An international task force considered new evidence supporting or contradicting previous recommendations and novel therapies and strategic insights based on two systematic literature searches on efficacy and safety of disease-modifying antirheumatic drugs (DMARDs) since the last update (2016) until 2019. A predefined voting process was applied, current levels of evidence and strengths of recommendation were assigned and participants ultimately voted independently on their level of agreement with each of the items.
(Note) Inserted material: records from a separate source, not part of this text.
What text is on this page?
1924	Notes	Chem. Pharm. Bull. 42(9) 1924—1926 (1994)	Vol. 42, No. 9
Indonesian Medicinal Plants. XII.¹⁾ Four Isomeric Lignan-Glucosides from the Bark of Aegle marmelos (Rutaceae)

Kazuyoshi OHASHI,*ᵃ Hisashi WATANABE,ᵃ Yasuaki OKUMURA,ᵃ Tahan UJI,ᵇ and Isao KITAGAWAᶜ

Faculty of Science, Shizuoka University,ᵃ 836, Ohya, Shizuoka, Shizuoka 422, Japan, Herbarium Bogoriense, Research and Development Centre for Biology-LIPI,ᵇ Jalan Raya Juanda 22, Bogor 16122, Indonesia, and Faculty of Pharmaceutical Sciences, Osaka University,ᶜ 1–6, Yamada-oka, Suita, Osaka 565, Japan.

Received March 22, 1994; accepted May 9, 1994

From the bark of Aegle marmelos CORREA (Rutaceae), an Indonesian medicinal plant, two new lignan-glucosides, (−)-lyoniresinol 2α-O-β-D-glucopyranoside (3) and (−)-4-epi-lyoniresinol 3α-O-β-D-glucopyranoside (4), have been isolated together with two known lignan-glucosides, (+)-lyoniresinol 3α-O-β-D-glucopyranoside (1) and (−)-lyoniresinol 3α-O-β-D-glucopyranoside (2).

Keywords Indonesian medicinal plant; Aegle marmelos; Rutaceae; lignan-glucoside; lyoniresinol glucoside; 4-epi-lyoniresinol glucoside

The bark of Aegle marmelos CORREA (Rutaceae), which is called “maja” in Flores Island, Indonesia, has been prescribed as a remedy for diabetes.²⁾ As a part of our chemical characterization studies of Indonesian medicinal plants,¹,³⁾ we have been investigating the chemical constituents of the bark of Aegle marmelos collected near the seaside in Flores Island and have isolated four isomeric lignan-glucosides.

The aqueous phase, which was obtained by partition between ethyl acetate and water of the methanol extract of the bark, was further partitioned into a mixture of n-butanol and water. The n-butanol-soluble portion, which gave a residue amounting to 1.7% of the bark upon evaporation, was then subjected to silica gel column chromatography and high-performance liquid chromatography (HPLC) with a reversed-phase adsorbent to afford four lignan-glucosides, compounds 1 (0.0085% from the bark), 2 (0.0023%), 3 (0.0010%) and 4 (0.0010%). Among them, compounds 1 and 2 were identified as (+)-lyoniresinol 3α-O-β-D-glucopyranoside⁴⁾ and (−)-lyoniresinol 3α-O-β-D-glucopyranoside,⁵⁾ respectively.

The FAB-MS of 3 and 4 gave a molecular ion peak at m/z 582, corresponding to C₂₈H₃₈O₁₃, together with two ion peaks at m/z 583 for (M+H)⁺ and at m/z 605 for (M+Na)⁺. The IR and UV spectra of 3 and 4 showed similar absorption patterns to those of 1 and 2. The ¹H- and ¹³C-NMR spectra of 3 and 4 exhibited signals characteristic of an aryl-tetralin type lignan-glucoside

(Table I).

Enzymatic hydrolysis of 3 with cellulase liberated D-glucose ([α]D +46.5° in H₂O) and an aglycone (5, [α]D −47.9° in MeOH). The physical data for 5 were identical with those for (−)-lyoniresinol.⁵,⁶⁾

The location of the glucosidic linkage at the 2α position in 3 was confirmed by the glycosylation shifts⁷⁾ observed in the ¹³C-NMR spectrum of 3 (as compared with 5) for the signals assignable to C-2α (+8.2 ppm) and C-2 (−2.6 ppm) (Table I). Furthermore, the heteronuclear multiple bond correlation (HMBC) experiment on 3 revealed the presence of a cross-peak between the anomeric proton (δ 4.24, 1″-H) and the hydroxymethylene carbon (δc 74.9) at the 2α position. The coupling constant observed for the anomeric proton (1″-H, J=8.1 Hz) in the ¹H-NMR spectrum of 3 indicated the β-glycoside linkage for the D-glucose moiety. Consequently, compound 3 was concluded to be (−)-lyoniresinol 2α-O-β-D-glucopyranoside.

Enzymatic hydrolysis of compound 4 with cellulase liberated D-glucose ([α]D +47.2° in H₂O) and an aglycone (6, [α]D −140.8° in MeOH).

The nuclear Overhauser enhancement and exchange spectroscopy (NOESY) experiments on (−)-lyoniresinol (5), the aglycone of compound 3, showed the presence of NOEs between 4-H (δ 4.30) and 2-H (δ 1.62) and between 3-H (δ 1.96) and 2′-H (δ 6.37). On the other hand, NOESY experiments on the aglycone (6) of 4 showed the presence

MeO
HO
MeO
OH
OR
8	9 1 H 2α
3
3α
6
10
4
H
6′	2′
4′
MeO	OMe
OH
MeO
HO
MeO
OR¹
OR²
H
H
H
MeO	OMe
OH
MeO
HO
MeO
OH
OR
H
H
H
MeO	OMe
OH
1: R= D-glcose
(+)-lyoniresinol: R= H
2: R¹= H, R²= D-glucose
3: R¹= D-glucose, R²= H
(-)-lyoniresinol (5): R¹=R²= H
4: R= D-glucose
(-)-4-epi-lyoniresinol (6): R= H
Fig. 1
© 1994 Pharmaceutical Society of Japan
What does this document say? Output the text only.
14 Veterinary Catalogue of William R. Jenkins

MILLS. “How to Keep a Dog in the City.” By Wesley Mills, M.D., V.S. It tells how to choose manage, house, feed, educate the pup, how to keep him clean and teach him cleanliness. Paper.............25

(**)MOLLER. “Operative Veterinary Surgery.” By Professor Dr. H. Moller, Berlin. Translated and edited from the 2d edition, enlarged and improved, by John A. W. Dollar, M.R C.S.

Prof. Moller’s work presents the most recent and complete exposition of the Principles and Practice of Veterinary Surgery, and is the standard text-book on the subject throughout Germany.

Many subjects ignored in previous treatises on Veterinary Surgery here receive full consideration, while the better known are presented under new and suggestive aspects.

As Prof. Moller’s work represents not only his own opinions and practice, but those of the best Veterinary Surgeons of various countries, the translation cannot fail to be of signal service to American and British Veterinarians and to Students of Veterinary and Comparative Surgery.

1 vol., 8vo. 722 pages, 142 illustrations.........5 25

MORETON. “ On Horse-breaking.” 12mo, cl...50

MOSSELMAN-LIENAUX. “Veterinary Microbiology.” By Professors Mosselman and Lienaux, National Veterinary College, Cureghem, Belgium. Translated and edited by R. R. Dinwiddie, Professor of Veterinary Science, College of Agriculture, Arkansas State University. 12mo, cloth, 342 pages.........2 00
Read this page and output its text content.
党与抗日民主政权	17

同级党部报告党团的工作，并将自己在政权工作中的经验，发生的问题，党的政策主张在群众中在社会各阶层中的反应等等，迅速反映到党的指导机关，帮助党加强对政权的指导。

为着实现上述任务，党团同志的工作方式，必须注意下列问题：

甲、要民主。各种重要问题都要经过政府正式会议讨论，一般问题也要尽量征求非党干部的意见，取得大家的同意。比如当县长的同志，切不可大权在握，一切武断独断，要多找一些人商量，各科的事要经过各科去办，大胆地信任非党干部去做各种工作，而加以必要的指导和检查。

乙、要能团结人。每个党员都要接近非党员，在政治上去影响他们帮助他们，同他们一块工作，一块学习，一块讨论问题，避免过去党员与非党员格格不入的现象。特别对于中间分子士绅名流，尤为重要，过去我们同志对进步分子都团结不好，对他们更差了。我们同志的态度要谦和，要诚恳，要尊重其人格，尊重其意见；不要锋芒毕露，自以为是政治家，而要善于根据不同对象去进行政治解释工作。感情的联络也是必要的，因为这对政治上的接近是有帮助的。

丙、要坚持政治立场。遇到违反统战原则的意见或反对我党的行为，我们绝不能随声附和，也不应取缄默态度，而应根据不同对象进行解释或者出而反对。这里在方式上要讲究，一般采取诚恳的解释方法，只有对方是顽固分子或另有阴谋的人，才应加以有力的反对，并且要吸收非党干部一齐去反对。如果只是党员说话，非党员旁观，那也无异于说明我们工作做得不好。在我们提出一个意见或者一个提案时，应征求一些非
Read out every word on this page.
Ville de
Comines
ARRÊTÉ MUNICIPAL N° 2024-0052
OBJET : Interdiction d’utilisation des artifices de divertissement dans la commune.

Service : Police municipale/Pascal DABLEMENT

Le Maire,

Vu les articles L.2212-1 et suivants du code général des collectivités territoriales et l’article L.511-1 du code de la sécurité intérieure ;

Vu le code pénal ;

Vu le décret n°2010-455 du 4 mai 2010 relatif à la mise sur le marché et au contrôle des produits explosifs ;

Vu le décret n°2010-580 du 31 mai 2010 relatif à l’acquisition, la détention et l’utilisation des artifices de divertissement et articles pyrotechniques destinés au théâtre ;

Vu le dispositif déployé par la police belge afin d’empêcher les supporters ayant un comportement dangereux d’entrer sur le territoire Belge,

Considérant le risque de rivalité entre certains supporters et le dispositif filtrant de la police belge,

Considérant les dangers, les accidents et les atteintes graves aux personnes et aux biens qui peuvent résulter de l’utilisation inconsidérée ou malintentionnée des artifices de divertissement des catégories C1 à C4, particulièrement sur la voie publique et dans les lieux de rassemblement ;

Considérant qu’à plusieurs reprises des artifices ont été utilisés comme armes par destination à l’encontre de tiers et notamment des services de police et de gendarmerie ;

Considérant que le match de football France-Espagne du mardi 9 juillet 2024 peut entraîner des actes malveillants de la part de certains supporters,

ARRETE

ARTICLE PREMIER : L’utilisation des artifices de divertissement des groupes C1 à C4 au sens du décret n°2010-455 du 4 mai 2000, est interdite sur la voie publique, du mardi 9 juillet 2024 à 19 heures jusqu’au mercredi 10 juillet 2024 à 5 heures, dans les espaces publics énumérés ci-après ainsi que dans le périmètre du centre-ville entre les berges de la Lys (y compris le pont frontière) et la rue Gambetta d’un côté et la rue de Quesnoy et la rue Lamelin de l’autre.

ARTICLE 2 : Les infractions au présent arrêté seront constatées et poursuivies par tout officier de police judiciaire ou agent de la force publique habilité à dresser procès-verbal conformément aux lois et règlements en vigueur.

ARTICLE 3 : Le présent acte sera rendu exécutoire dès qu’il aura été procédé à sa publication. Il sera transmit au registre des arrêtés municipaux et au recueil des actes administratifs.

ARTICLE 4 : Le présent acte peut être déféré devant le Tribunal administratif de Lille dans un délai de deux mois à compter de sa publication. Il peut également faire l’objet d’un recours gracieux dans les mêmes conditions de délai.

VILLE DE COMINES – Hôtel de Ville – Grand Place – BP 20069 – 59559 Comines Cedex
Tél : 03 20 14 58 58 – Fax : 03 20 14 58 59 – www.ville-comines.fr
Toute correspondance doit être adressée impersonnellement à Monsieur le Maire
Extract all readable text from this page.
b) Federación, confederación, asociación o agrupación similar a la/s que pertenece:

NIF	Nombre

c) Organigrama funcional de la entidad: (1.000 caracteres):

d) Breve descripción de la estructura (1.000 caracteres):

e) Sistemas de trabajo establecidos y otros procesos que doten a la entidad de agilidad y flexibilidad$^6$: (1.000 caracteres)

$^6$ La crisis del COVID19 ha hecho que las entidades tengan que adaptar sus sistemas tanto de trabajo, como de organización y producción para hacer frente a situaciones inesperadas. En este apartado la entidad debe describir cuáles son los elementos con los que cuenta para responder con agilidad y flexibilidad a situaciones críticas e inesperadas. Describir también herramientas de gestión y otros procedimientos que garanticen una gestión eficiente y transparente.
The task force agreed on 5 overarching principles and 12 recommendations concerning use of conventional synthetic (cs) DMARDs (methotrexate (MTX), leflunomide, sulfasalazine); glucocorticoids (GCs); biological (b) DMARDs (tumour necrosis factor inhibitors (adalimumab, certolizumab pegol, etanercept, golimumab, infliximab), abatacept, rituximab, tocilizumab, sarilumab and biosimilar (bs) DMARDs) and targeted synthetic (ts) DMARDs (the Janus kinase (JAK) inhibitors tofacitinib, baricitinib, filgotinib, upadacitinib). Guidance on monotherapy, combination therapy, treatment strategies (treat-to-target) and tapering on sustained clinical remission is provided. Cost and sequencing of b/tsDMARDs are addressed. Initially, MTX plus GCs and upon insufficient response to this therapy within 3 to 6 months, stratification according to risk factors is recommended. With poor prognostic factors (presence of autoantibodies, high disease activity, early erosions or failure of two csDMARDs), any bDMARD or JAK inhibitor should be added to the csDMARD. If this fails, any other bDMARD (from another or the same class) or tsDMARD is recommended. On sustained remission, DMARDs may be tapered, but not be stopped. Levels of evidence and levels of agreement were mostly high.
These updated EULAR recommendations provide consensus on the management of RA with respect to benefit, safety, preferences and cost.